89114.fb2
Так мрачно. Так неопределенно. Так… словно все кончено.
Бруния обрадовалась, когда гроза наконец прекратилась. Будучи дочерью лесов и гор, она неуютно чувствовала себя на море. Бруния была довольна тем, что отец предоставил в ее распоряжение быстрый корабль, чтобы она поскорее добралась с континента в Исландию. Королю Эдельриду казалось, что его дочери будет безопаснее при дворе Исландии, ведь там уже почти сто лет царил мир, что пошло на пользу всем остальным королевствам. Но империя римлян пала, а с севера и востока двигались дикие народы. Беспокойные времена вновь вернулись. Основной силой сейчас были франки, на юге вестготы сражались с маврами, и те принесли с собой новую языческую веру. Власть христианской церкви на земле была сосредоточена в Константинополе, но некоторые советники короля сомневались в том, что город сможет долго держать оборону против нападений арабов.
Бруния знала обо всем этом. Сперва втайне, а затем с позволения отца она изучала историю, политику и философию. Эдельрид пригласил умнейших людей континента для того, чтобы они обучали его дочь. Принцесса говорила на четырех языках и множестве диалектов, бегло читала древние манускрипты, могла готовить целебные мази и мастерски владела мечом.
Собственно говоря, мысль о том, чтобы провести несколько месяцев в скучной Исландии, не должна была приводить ее в восторг. Там не было книг, разговоры за столом казались весьма ограниченными, а культура исландцев оставляла желать лучшего. Чтобы заставить себя питаться тамошней кухней, Брунии пришлось взять с собой целую шкатулку самых утонченных специй.
И все же Бруния радовалась. С Исландией у нее были связаны воспоминания о детстве, о свободе, о странных обычаях и веселых играх в прятки в темных коридорах замка. Несмотря на кажущуюся скуку, Исландия всегда была связана для принцессы с приключениями.
А еще с Зигфинном.
Они были одногодками, и, хотя Зигфинн всегда казался младше, души их были одинаковыми. Они никогда ничего не утаивали друг от друга, и никому не удалось бы поссорить их. Эти двое были скорее не кузеном и кузиной, а братом и сестрой, левой и правой рукой одного тела. Сколь часто они клялись друг другу провести вместе вечность! Для Брунии Зигфинн был Исландией, и Исландия была прекрасна.
— Сколько нам еще плыть? — спросила она капитана корабля.
— Целый день, — ответил лангобард.
Бруния плотнее закуталась в двойную шаль. Может быть, в этот раз все будет… иначе?
— Еще один день, — прошептала девушка.
И она увидит Исландию.

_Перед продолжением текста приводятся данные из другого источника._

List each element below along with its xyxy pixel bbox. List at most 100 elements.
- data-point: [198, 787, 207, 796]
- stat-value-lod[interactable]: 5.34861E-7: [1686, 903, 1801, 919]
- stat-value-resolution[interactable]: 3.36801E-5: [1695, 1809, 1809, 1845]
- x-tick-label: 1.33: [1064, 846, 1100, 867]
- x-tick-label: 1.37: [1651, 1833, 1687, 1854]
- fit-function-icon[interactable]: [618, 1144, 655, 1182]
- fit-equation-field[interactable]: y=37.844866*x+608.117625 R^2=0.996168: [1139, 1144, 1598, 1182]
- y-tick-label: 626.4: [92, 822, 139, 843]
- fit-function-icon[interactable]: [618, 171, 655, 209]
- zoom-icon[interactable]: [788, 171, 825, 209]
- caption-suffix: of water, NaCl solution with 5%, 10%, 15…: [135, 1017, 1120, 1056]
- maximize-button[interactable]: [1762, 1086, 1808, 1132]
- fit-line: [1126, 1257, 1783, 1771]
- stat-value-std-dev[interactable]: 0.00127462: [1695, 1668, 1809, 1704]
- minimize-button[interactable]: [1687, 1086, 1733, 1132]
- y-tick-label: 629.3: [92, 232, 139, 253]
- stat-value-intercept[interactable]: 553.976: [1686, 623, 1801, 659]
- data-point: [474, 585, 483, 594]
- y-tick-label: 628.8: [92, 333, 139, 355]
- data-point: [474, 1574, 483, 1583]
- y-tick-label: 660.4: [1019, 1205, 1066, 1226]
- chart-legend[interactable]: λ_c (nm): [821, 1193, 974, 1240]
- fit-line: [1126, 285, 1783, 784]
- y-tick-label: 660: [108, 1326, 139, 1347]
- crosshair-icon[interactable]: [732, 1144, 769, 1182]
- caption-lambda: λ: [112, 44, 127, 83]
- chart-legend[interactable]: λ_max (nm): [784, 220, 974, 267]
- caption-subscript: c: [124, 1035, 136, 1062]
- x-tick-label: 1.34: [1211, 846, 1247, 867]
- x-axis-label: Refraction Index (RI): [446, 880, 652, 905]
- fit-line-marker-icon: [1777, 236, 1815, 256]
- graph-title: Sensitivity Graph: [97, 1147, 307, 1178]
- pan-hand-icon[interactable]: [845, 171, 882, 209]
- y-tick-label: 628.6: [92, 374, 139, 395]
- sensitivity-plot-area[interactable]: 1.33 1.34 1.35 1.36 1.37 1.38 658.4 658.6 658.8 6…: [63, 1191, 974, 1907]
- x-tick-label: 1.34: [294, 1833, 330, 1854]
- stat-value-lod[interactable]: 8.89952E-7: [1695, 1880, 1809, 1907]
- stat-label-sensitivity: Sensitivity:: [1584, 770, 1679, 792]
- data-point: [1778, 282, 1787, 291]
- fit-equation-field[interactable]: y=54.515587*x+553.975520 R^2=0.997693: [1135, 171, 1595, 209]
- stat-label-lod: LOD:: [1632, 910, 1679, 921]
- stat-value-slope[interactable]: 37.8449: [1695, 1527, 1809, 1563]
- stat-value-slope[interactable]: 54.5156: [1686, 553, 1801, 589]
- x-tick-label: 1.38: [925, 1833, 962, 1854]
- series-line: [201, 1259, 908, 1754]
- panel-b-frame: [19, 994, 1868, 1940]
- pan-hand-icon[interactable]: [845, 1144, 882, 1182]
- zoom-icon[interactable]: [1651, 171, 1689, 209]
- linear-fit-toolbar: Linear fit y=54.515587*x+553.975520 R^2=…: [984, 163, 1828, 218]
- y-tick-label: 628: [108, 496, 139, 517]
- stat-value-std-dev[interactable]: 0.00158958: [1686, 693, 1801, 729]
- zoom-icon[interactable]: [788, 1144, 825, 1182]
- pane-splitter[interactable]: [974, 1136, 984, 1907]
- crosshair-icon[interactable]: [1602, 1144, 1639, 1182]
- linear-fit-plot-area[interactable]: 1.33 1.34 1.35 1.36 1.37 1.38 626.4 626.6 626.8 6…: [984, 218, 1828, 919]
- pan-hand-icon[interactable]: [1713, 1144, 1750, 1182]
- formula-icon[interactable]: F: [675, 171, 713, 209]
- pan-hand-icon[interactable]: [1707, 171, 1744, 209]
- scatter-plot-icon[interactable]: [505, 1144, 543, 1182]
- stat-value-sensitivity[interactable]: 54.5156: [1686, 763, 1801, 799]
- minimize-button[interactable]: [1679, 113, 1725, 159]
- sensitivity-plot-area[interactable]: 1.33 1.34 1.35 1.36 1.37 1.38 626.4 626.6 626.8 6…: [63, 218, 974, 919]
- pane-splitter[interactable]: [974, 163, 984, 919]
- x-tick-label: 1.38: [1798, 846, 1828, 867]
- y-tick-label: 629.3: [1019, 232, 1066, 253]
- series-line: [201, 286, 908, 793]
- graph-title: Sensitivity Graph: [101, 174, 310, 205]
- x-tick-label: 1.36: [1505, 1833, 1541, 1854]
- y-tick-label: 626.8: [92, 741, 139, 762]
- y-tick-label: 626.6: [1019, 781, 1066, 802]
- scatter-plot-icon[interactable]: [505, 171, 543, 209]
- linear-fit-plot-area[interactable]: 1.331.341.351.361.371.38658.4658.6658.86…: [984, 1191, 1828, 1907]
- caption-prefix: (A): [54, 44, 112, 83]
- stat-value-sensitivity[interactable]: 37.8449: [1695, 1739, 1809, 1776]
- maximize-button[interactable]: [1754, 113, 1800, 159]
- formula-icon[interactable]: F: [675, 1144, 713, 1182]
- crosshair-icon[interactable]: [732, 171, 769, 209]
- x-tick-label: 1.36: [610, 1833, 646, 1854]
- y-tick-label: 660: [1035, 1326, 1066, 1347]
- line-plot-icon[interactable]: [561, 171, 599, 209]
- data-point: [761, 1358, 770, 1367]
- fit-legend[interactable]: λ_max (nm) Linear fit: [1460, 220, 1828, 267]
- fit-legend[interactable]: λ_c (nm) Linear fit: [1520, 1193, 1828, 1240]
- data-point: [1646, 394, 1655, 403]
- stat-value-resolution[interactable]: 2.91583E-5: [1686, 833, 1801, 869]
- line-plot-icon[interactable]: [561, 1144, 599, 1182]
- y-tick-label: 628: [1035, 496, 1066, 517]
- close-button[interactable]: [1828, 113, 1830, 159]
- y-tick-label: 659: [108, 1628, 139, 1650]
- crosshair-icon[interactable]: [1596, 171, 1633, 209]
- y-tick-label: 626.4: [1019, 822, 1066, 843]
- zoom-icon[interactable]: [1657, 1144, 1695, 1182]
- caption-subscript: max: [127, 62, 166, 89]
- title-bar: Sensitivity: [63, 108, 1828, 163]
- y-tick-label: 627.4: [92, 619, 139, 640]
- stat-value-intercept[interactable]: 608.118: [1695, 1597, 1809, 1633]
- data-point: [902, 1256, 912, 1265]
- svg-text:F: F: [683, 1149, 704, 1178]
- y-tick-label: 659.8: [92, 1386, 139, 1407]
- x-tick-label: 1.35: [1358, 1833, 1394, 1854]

Увидит Зигфинна.
Корабль принца вошел в небольшой порт перед цитаделью, и Боран кивнул своему господину.
— Вам следует сообщить родителям, что вы вернулись живым.
Зигфинн, опираясь на своего слугу, морщился при каждом шаге.
— Ни в коем случае! Я выгляжу так, будто один вступил в бой с целым войском франков. Отведи меня к целителю Эйнару. Пускай он поможет мне своими травяными мазями, и, лишь надев новую куртку, я предстану перед отцом.
Принц не мог бы назвать ни единой части своего тела, которая не болела бы, и такую боль не уменьшить вином. Это расстраивало его, ведь он уже радовался приезду Брунии и их путешествию по королевству. Зигфинну даже думать не хотелось о мучениях, которые может доставить ему верховая езда.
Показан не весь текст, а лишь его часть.